2) Can you think of a reason why Sh% and Sv% numbers would be affected by that? A few months ago I noticed the huge gap in the Devils' home/road EV Sh% last season, but the thing is, they led the league in EV goals at home - hard to cry bias there. Do we have any reason to believe teams can be more efficient in goal scoring based on whether they're home or on the road?

Olivier said...

Vic, that's an interesting point and it leads me to ask a question around: remembering last year's comments on the arrival of Blysma with Pittsburgh, some commenter noted Therrien's teams had an habit of getting outshot. Are shots, as a metric, enough to tell us something of the abilities/style of a coach?

Vic Ferrari said...


Just generally, a lot of teams want to play a more entertaining style on home ice. Especially if the rink isn't sold out.

If you don't care about that, then the road team is more likely to oblige.

When VAN rolls into Nashville the GM, coach and ownership probably all want to see some high event hockey.

When NSH rolls into VAN, especially if they are tired, they're going to be happier to play the game 10 feet off the boards and keep things at a slower pace. And since that's the way Vigneault like's to play it ... probably what you'll see.

So I suspect that there still was undercounting of shots in N.J in 07/08 and 08/09. And I suspect that if you went through the H2H icetimes for a bunch of N.J games, you'd see that Parise played tougher minutes on home ice.

Just a theory, but it would mesh with Brent Sutter's style.

Vic Ferrari said...


I think there were a lot of things that changed around the coaching change. And probably Therrien wasn't a very good coach, either.

Mostly Gonchar coming back and Crosby playing healthy after a rough year, I think. The big change in underlying numbers came in where Malkin's shifts were ending. I guessed at the time that Bylsma may have "gotten through to him". But seeing some of the playoffs, Malkin got a whack of chances in the first 10 seconds of coming onto the ice after a Crosby shift. Having Sid healthy and able to play PvP would send a huge ripple down that lineup.

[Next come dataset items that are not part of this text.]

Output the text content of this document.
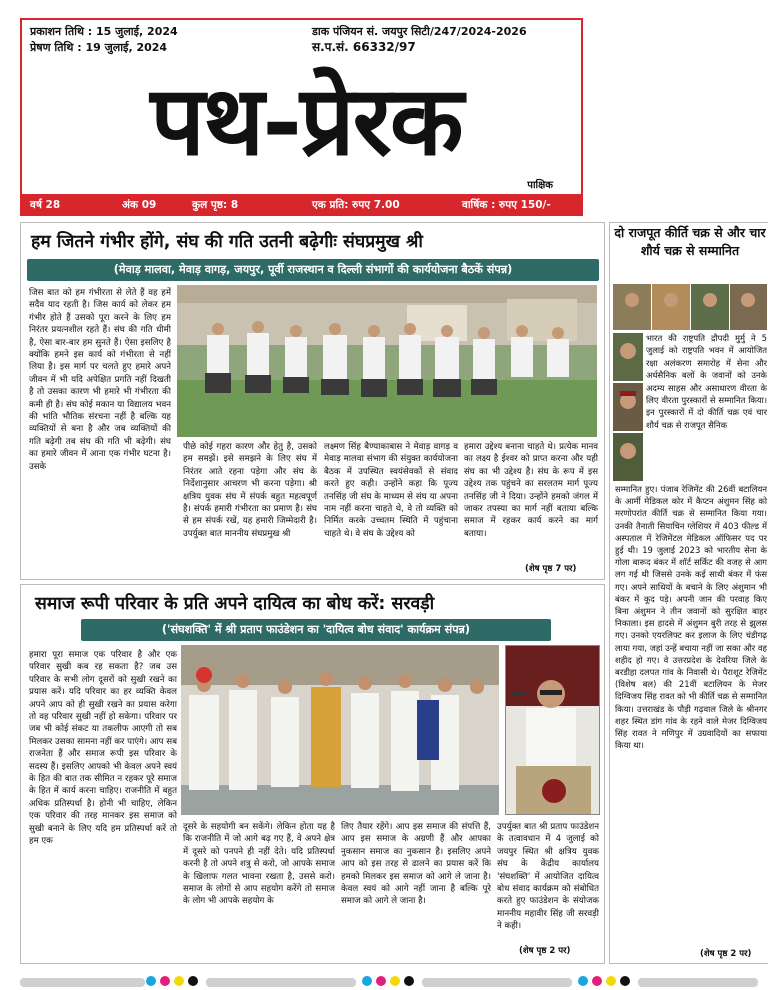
प्रकाशन तिथि : 15 जुलाई, 2024
प्रेषण तिथि : 19 जुलाई, 2024
डाक पंजियन सं. जयपुर सिटी/247/2024-2026
स.प.सं. 66332/97
पथ-प्रेरक
पाक्षिक
वर्ष 28	अंक 09	कुल पृष्ठ: 8	एक प्रति: रुपए 7.00	वार्षिक : रुपए 150/-
हम जितने गंभीर होंगे, संघ की गति उतनी बढ़ेगीः संघप्रमुख श्री
(मेवाड़ मालवा, मेवाड़ वागड़, जयपुर, पूर्वी राजस्थान व दिल्ली संभागों की कार्ययोजना बैठकें संपन्न)
जिस बात को हम गंभीरता से लेते हैं वह हमें सदैव याद रहती है। जिस कार्य को लेकर हम गंभीर होते हैं उसको पूरा करने के लिए हम निरंतर प्रयत्नशील रहते हैं। संघ की गति धीमी है, ऐसा बार-बार हम सुनते हैं। ऐसा इसलिए है क्योंकि हमने इस कार्य को गंभीरता से नहीं लिया है। इस मार्ग पर चलते हुए हमारे अपने जीवन में भी यदि अपेक्षित प्रगति नहीं दिखती है तो उसका कारण भी हमारे भी गंभीरता की कमी ही है। संघ कोई मकान या विद्यालय भवन की भांति भौतिक संरचना नहीं है बल्कि यह व्यक्तियों से बना है और जब व्यक्तियों की गति बढ़ेगी तब संघ की गति भी बढ़ेगी। संघ का हमारे जीवन में आना एक गंभीर घटना है। उसके
पीछे कोई गहरा कारण और हेतु है, उसको हम समझें। इसे समझने के लिए संघ में निरंतर आते रहना पड़ेगा और संघ के निर्देशानुसार आचरण भी करना पड़ेगा। श्री क्षत्रिय युवक संघ में संपर्क बहुत महत्वपूर्ण है। संपर्क हमारी गंभीरता का प्रमाण है। संघ से हम संपर्क रखें, यह हमारी जिम्मेदारी है। उपर्युक्त बात माननीय संघप्रमुख श्री
लक्ष्मण सिंह बैण्याकाबास ने मेवाड़ वागड़ व मेवाड़ मालवा संभाग की संयुक्त कार्ययोजना बैठक में उपस्थित स्वयंसेवकों से संवाद करते हुए कही। उन्होंने कहा कि पूज्य तनसिंह जी संघ के माध्यम से संघ या अपना नाम नहीं करना चाहते थे, वे तो व्यक्ति को निर्मित करके उच्चतम स्थिति में पहुंचाना चाहते थे। वे संघ के उद्देश्य को
हमारा उद्देश्य बनाना चाहते थे। प्रत्येक मानव का लक्ष्य है ईश्वर को प्राप्त करना और यही संघ का भी उद्देश्य है। संघ के रूप में इस उद्देश्य तक पहुंचने का सरलतम मार्ग पूज्य तनसिंह जी ने दिया। उन्होंने हमको जंगल में जाकर तपस्या का मार्ग नहीं बताया बल्कि समाज में रहकर कार्य करने का मार्ग बताया।
(शेष पृष्ठ 7 पर)
समाज रूपी परिवार के प्रति अपने दायित्व का बोध करें: सरवड़ी
('संघशक्ति' में श्री प्रताप फाउंडेशन का 'दायित्व बोध संवाद' कार्यक्रम संपन्न)
हमारा पूरा समाज एक परिवार है और एक परिवार सुखी कब रह सकता है? जब उस परिवार के सभी लोग दूसरों को सुखी रखने का प्रयास करें। यदि परिवार का हर व्यक्ति केवल अपने आप को ही सुखी रखने का प्रयास करेगा तो वह परिवार सुखी नहीं हो सकेगा। परिवार पर जब भी कोई संकट या तकलीफ आएगी तो सब मिलकर उसका सामना नहीं कर पाएंगे। आप सब राजनेता हैं और समाज रूपी इस परिवार के सदस्य हैं। इसलिए आपको भी केवल अपने स्वयं के हित की बात तक सीमित न रहकर पूरे समाज के हित में कार्य करना चाहिए। राजनीति में बहुत अधिक प्रतिस्पर्धा है। होनी भी चाहिए, लेकिन एक परिवार की तरह मानकर इस समाज को सुखी बनाने के लिए यदि हम प्रतिस्पर्धा करें तो हम एक
दूसरे के सहयोगी बन सकेंगे। लेकिन होता यह है कि राजनीति में जो आगे बढ़ गए हैं, वे अपने क्षेत्र में दूसरे को पनपने ही नहीं देते। यदि प्रतिस्पर्धा करनी है तो अपने शत्रु से करो, जो आपके समाज के खिलाफ गलत भावना रखता है, उससे करो। समाज के लोगों से आप सहयोग करेंगे तो समाज के लोग भी आपके सहयोग के
लिए तैयार रहेंगे। आप इस समाज की संपत्ति हैं, आप इस समाज के अग्रणी हैं और आपका नुकसान समाज का नुकसान है। इसलिए अपने आप को इस तरह से ढालने का प्रयास करें कि हमको मिलकर इस समाज को आगे ले जाना है। केवल स्वयं को आगे नहीं जाना है बल्कि पूरे समाज को आगे ले जाना है।
उपर्युक्त बात श्री प्रताप फाउंडेशन के तत्वावधान में 4 जुलाई को जयपुर स्थित श्री क्षत्रिय युवक संघ के केंद्रीय कार्यालय 'संघशक्ति' में आयोजित दायित्व बोध संवाद कार्यक्रम को संबोधित करते हुए फाउंडेशन के संयोजक माननीय महावीर सिंह जी सरवड़ी ने कही।
(शेष पृष्ठ 2 पर)
दो राजपूत कीर्ति चक्र से और चार शौर्य चक्र से सम्मानित
भारत की राष्ट्रपति द्रौपदी मुर्मु ने 5 जुलाई को राष्ट्रपति भवन में आयोजित रक्षा अलंकरण समारोह में सेना और अर्धसैनिक बलों के जवानों को उनके अदम्य साहस और असाधारण वीरता के लिए वीरता पुरस्कारों से सम्मानित किया। इन पुरस्कारों में दो कीर्ति चक्र एवं चार शौर्य चक्र से राजपूत सैनिक
सम्मानित हुए। पंजाब रेजिमेंट की 26वीं बटालियन के आर्मी मेडिकल कोर में कैप्टन अंशुमन सिंह को मरणोपरांत कीर्ति चक्र से सम्मानित किया गया। उनकी तैनाती सियाचिन ग्लेशियर में 403 फील्ड में अस्पताल में रेजिमेंटल मेडिकल ऑफिसर पद पर हुई थी। 19 जुलाई 2023 को भारतीय सेना के गोला बारूद बंकर में शॉर्ट सर्किट की वजह से आग लग गई थी जिससे उनके कई साथी बंकर में फंस गए। अपने साथियों के बचाने के लिए अंशुमान भी बंकर में कूद पड़े। अपनी जान की परवाह किए बिना अंशुमन ने तीन जवानों को सुरक्षित बाहर निकाला। इस हादसे में अंशुमन बुरी तरह से झुलस गए। उनको एयरलिफ्ट कर इलाज के लिए चंडीगढ़ लाया गया, जहां उन्हें बचाया नहीं जा सका और वह शहीद हो गए। वे उत्तरप्रदेश के देवरिया जिले के बरडीहा दलपत गांव के निवासी थे। पैराशूट रेजिमेंट (विशेष बल) की 21वीं बटालियन के मेजर दिग्विजय सिंह रावत को भी कीर्ति चक्र से सम्मानित किया। उत्तराखंड के पौड़ी गढ़वाल जिले के श्रीनगर शहर स्थित डांग गांव के रहने वाले मेजर दिग्विजय सिंह रावत ने मणिपुर में उग्रवादियों का सफाया किया था।
(शेष पृष्ठ 2 पर)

I've never checked to see if that was the case in the regular season games after Bylsma took over, but that's what I would guess. Just my sense of it.

JLikens said...


Yeah, I was thinking about which value I should use for the hypothetical mean.

While I ultimately elected to use the aggregate road SH% in Devils road games, those values look to be a little low -- almost a whole percentage point below the league average SH%. It's possible -- maybe even likely -- that the true shooting percentage in Devils home games is closer to the league average (both at EV with the score tied and EV generally).


Interesting point about Sutter. I suppose the difference in coaching styles is capable of explaining why the percentage discrepancy persists even though the shot gap has closed.

It seems, then, that the bias continues to operate.